A capacidade dos Estados Unidos de interceptar e armazenar mensagens de texto, chamadas e e-mails dos americanos em busca de inteligência estrangeira foi não apenas estendida, mas aprimorada no fim de semana de maneiras que provavelmente permanecerão enigmáticas para o público por muitos anos.
No sábado, o presidente dos EUA, Joe Biden, assinou um projeto de lei polêmico que estende a vida de um programa de vigilância dos EUA sem mandado por dois anos, encerrando uma luta de meses no Congresso sobre uma autoridade que as agências de inteligência dos EUA reconhecem ter sido amplamente abusada no passado.
A pedido das agências e com a ajuda de poderosos aliados bipartidários no Capitólio, o programa também foi estendido para abranger uma ampla gama de novos negócios, incluindo centros de dados dos EUA, de acordo com uma análise recente de especialistas jurídicos e organizações de liberdades civis que se opuseram veementemente à sua aprovação.
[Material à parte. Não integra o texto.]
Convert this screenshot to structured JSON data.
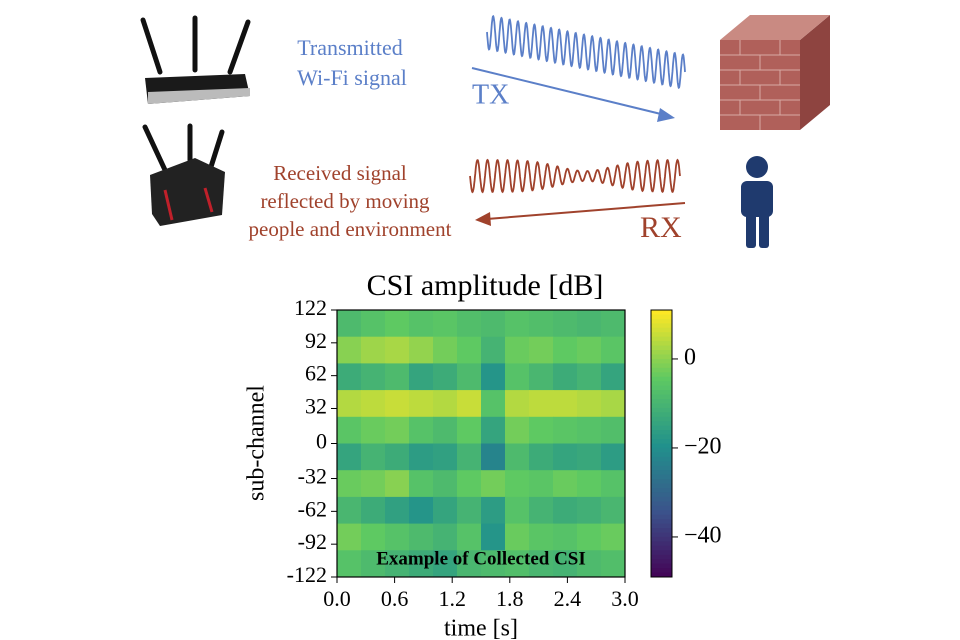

A Seção 702 da Lei de Vigilância de Inteligência Estrangeira, ou FISA, permite que a Agência de Segurança Nacional (NSA) e o FBI, entre outras agências, interceptem chamadas, mensagens de texto e e-mails que passam pelas redes dos EUA, desde que um lado da comunicação seja estrangeiro.
Os americanos envolvidos no programa têm direitos de privacidade diminuídos.
Embora o governo exija um alvo estrangeiro para iniciar uma escuta telefônica, os americanos frequentemente estão presentes nessas conversas interceptadas. E embora o procurador-geral dos EUA, Merrick Garland, tenha insistido em um comunicado no sábado que as atualizações do programa 702 “garantem a proteção da privacidade e liberdades civis dos americanos” e que o governo nunca tem como alvo os americanos intencionalmente, o governo reserva o direito de armazenar suas comunicações e acessá-las posteriormente sem causa provável.
“A Seção 702 supostamente deve ser usada apenas para espionar estrangeiros no exterior”, diz Dick Durbin, presidente do Comitê Judiciário do Senado. “Ao invés disso, infelizmente, permitiu o acesso sem mandado a vastos bancos de dados de ligações telefônicas privadas, mensagens de texto e e-mails dos americanos.”
Segundo a lei, o governo pode reter as comunicações capturadas pelo programa 702 por mais de meio década – indefinidamente, desde que o governo não faça esforços para decifrá-las.
Uma organização comercial que representa algumas das maiores empresas de tecnologia do mundo se manifestou contra os planos de expandir a Seção 702 nas horas finais do debate, alegando que uma nova disposição elaborada por membros do Comitê de Inteligência da Câmara poderia prejudicar a competitividade das tecnologias dos EUA, “colocando em risco a contínua fluidez global de dados entre os EUA e seus aliados”.
A inteligência dos EUA obtém seu vasto poder de vigilância por meio de certificações anuais concedidas por um tribunal secreto. As certificações permitem que a NSA, em particular, force empresas nos EUA – categorizadas como “provedores de serviços de comunicações eletrônicas”, ou ECSPs – a cooperar com o programa, coletando dados e instalando escutas em nome da agência.
Anos atrás, o governo tentou unilateralmente expandir a definição de ECSP sob a lei, buscando compelir a cooperação de novas categorias inteiras de empresas. Esse esforço foi rejeitado pelo tribunal FISA em 2022, em uma decisão que afirmava que somente o Congresso tem a “competência e autoridade constitucional” para reescrever a lei.